Der Handelsverband Wohnen und Büro (HWB) hat die wichtigsten Informationsquellen und meistgefragten Punkten zu den Themen Kurzarbeit/Kurzarbeitergeld, Notfallfonds und Maßnahmen zur Verringerung des Infektionsrisikos in einer Informationsübersicht zusammengefasst. Diese steht unter dem angebenen Internetlink zum Herunterladen bereit. Mitglieder der Handelsverbände wenden sich am besten an ihren Regional zuständigen Verband. Hier hilft die Postleitzahl-Suche unter diesem Link des Handelsverbands Deutschland.

Über den Verband

Der Handelsverband Wohnen und Büro ist die Dachorganisation des Handelsverbandes Möbel und Küchen (BVDM), des Handelsverbandes Büro und Schreibkultur (HBS), des Handelsverbandes Koch-und Tischkultur (GPK) und des Handelsverbandes Farben und Tapeten (BFT). Er ist die berufspolitische und fachliche Interessenvertretung des Fachhandels der entsprechenden Branchen in Deutschland. Der Verband vertritt die Interessen von rund 15.000 Unternehmen.

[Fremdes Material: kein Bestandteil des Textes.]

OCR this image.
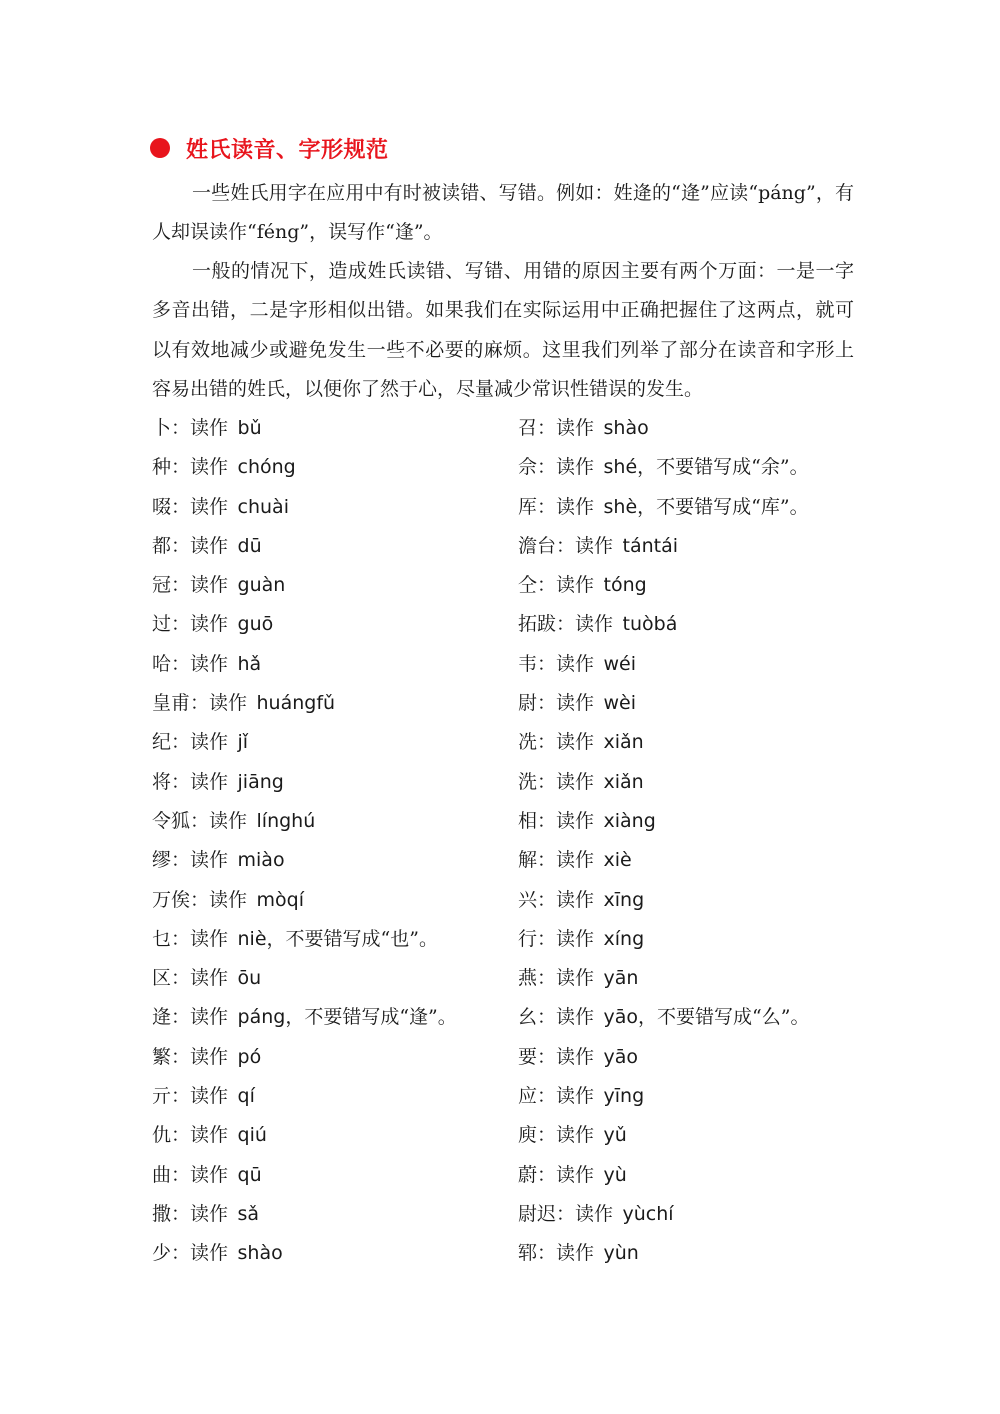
姓氏读音、字形规范

一些姓氏用字在应用中有时被读错、写错。例如：姓逄的“逄”应读“páng”，有人却误读作“féng”，误写作“逢”。

一般的情况下，造成姓氏读错、写错、用错的原因主要有两个万面：一是一字多音出错，二是字形相似出错。如果我们在实际运用中正确把握住了这两点，就可以有效地减少或避免发生一些不必要的麻烦。这里我们列举了部分在读音和字形上容易出错的姓氏，以便你了然于心，尽量减少常识性错误的发生。

卜：读作  bǔ
种：读作  chóng
啜：读作  chuài
都：读作  dū
冠：读作  guàn
过：读作  guō
哈：读作  hǎ
皇甫：读作  huángfǔ
纪：读作  jǐ
将：读作  jiāng
令狐：读作  línghú
缪：读作  miào
万俟：读作  mòqí
乜：读作  niè，不要错写成“也”。
区：读作  ōu
逄：读作  páng，不要错写成“逢”。
繁：读作  pó
亓：读作  qí
仇：读作  qiú
曲：读作  qū
撒：读作  sǎ
少：读作  shào
召：读作  shào
佘：读作  shé，不要错写成“余”。
厍：读作  shè，不要错写成“库”。
澹台：读作  tántái
仝：读作  tóng
拓跋：读作  tuòbá
韦：读作  wéi
尉：读作  wèi
冼：读作  xiǎn
洗：读作  xiǎn
相：读作  xiàng
解：读作  xiè
兴：读作  xīng
行：读作  xíng
燕：读作  yān
幺：读作  yāo，不要错写成“么”。
要：读作  yāo
应：读作  yīng
庾：读作  yǔ
蔚：读作  yù
尉迟：读作  yùchí
郓：读作  yùn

Der HWB gehört der Handelsorganisation an, an deren Spitze der Handelsverband Deutschland (HDE) mit seinen Büros in Berlin und Brüssel steht. Die Mitglieder der Fachverbände sind die Landesverbände der Handelsorganisation und damit die dort organisierten Fachhändler sowie Großhändler.